A slightly deeper look into recent performance numbers, however, reveals some interesting disturbances. The Russell indexes, for example, show that the value style hugely outperformed growth in the fourth quarter of 2016 across each size category. The first quarter of 2017 provided almost a mirror image with growth hugely outperforming value. Such dramatic reversals are not normally accompanied by record low volatility. So what's the prognosis? Is it really smooth sailing for stocks or is this the calm before the storm?
A number of respected analysts, for their part, are not buying into persistently low volatility as a "green light" for investing. Citigroup's Matt King weighed in with his opinion, "Central banks appear to have succeeded in squashing the volatility and fear out of markets without removing the underlying risk factors themselves. The more markets rally, the greater is the potential vulnerability."
In addition, Jim Grant expressed his views in the Interest Rate Observer (March 24, 2017): "The avatar of tail risk—that would be the 45th president—has somehow managed to crash the VIX." Christopher Cole, founder of Artemis, a hedge fund that focuses on volatility, reported succinctly to the FT: "I'd be shocked if this market regime of low volatility endured."
The unusually becalmed landscape demands some explanations. An easy one is that investors are simply complacent. Evidence to corroborate this hypothesis comes in the form of sentiment surveys - many of which have been touching new highs. The InvesTech Research newsletter (March 17, 2017) points out, "The vitality evident in business is translating into confidence for the U.S. consumer as indicated by the Bloomberg Consumer Comfort Index. While this gauge hasn’t been as strong as in past economic cycles, Consumer Comfort recently moved to its highest level since 2007."
As John Hussman notes, though, sentiment is not an effective leading indicator. Quite the opposite: "'suffice it to repeat that consumer sentiment is actually a lagging indicator that can be predicted from past movements in indicators such as capacity utilization, inflation, and unemployment.' Put simply, elevated levels of consumer confidence are less a signal of forthcoming consumer spending as they are a signal of forthcoming investor losses."
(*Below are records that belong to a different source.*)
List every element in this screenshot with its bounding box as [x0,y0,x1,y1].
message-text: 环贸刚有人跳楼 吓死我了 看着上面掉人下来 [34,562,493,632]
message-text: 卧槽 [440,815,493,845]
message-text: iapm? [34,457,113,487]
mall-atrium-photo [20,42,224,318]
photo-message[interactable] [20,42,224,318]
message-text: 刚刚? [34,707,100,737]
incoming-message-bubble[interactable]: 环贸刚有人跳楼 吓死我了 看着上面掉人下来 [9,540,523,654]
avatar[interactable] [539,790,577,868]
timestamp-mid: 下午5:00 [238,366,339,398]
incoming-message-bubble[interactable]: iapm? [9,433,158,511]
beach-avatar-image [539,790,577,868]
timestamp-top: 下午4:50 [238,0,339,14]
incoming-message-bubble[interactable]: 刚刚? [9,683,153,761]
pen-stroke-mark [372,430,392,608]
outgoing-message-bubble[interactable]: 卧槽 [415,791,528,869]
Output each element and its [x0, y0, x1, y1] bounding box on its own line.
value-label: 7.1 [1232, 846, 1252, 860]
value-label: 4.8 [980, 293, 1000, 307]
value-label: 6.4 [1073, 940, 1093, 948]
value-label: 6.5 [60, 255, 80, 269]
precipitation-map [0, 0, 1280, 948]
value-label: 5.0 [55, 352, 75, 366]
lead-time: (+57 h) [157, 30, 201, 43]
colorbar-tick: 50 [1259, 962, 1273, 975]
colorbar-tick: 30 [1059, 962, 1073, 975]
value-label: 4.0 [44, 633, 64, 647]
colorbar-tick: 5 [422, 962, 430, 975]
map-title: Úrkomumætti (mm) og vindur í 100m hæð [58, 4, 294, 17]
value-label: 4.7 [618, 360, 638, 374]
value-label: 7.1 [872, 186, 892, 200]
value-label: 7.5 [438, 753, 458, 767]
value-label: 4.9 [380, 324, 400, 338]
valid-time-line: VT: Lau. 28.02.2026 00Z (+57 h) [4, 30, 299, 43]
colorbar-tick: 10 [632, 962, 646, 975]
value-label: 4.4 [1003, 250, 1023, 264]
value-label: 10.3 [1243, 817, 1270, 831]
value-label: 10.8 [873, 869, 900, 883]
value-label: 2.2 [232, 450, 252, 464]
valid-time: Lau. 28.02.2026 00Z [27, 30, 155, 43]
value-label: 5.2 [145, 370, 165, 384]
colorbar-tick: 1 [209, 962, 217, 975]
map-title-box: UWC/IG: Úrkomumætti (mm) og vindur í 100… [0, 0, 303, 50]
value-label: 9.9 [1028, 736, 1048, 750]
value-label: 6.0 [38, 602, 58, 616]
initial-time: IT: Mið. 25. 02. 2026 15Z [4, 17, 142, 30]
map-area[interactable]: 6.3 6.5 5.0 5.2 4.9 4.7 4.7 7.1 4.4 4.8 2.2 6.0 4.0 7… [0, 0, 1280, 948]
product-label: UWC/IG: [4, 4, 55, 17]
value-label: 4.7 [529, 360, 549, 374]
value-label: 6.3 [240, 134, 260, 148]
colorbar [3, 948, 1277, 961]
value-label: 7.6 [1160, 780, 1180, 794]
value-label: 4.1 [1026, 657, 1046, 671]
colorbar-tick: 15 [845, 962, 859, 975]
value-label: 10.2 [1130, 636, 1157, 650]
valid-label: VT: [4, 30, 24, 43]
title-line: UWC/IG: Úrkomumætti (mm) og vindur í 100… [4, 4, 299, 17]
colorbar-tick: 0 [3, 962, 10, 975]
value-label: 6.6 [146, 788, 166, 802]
Another explanation for unnaturally low volatility is the immense popularity of passive funds. John Dizard captured the magnitude of the phenomenon in the Financial Times: "We have created a bubble in average. Waiters and childhood friends are no longer telling us about miracle gold, oil, or tech stocks they bought at the right time. They are exchanging stories about low management fees on their index-tacking exchange-traded funds."